Kampot has a slightly rundown appearance, an indication of its slow climb back from the days of the Khemer Rouge (this is one of the last areas they held). The colonial French architecture had seen better days and reminded us a bit of Havana.


One of the main reasons we stopped in Kampot was to visit Bokor Hill Station, a former French resort town, atop a mountain just out of town, that the French had built to escape the coastal heat (the mountain’s visible in the background in the above photo). Now the whole area is a national park and wildlife refuge. But a new resort is just beginning to be built near the old one and the road is being rebuilt, which means access is usually difficult. However, the road was going to be open for Chinese New Year for about six days. With my swollen toes we decided to wait for the road opening a booked a two day/one night trek to the station. In the meantime we walked, bicycled and kayaked around Kampot.

One day we bicycled out of town to a guesthouse, a bit out of town, that rented kayaks. They showed us a route on a map and we spend three hours kayaking up the river and then around a circular off-shoot. We passed numerous farms, small homes and people fishing and swimming. It was all very idyllic and peaceful. But still good workout, especially paddling back against the wind.

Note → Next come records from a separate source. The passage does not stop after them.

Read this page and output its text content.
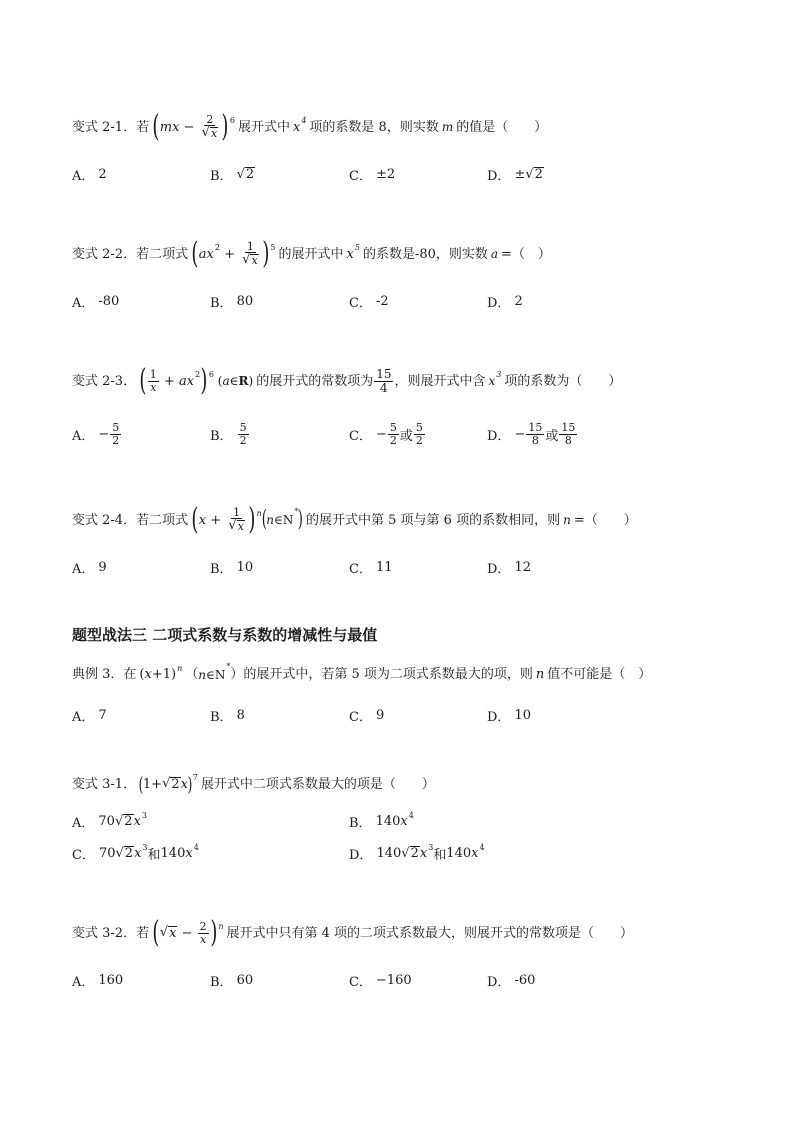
变式 2-1．若 ( mx − $\frac{2}{√ x}$ ) 6 展开式中 x 4 项的系数是 8，则实数 m 的值是（　　）
A． 2	B． √ 2	C． ±2	D． ± √ 2
变式 2-2．若二项式 ( ax $2 + \frac{1}{√ x}$ ) 5 的展开式中 x 5 的系数是-80，则实数 a =（　）
A． -80	B． 80	C． -2	D． 2
变式 2-3． ( $\frac{1}{x}$ + ax 2 ) 6 (a∈R) 的展开式的常数项为 $\frac{15}{4}$ ，则展开式中含 x 3 项的系数为（　　）
A． − $\frac{5}{2}$	B． $\frac{5}{2}$	C． − $\frac{5}{2}$ 或 $\frac{5}{2}$	D． − $\frac{15}{8}$ 或 $\frac{15}{8}$
变式 2-4．若二项式 ( $x + \frac{1}{√ x}$ ) n ( n∈N* ) 的展开式中第 5 项与第 6 项的系数相同，则 n =（　　）
A． 9	B． 10	C． 11	D． 12
题型战法三 二项式系数与系数的增减性与最值
典例 3．在 ( x +1) n （ n∈N*
）的展开式中，若第 5 项为二项式系数最大的项，则 n 值不可能是（　）
A． 7	B． 8	C． 9	D． 10
变式 3-1． ( 1+ √ 2 x ) 7 展开式中二项式系数最大的项是（　　）
A． 70 √ 2 x 3
B． 140x 4
C． 70 √ 2 x 3
和 140x 4
D． 140 √ 2 x 3
和 140x 4
变式 3-2．若 ( √ $x - \frac{2}{x}$ ) n 展开式中只有第 4 项的二项式系数最大，则展开式的常数项是（　　）
A． 160	B． 60	C． −160	D． -60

The next day we started with a wander through the huge and funky market. Ducking under the low roofs and tarps we meandered through the super narrow aisles past endless small stalls selling everything imaginable (including a mysterious bovine product).

Then we pedaled out towards the ocean. We’d heard there was an amazing 270 degree view from a headland. We never did discover the optimal viewing point but had a nice long, sweaty ride over red dirt roads. Along the way we passed acres of salt ponds and saw some salt harvesting.



Our time in Kampot was very relaxing. We strolled the streets, found some great restaurants (Kampot pepper is justifiably famous), hung out at our guest house meeting other travelers and enjoyed meeting the locals.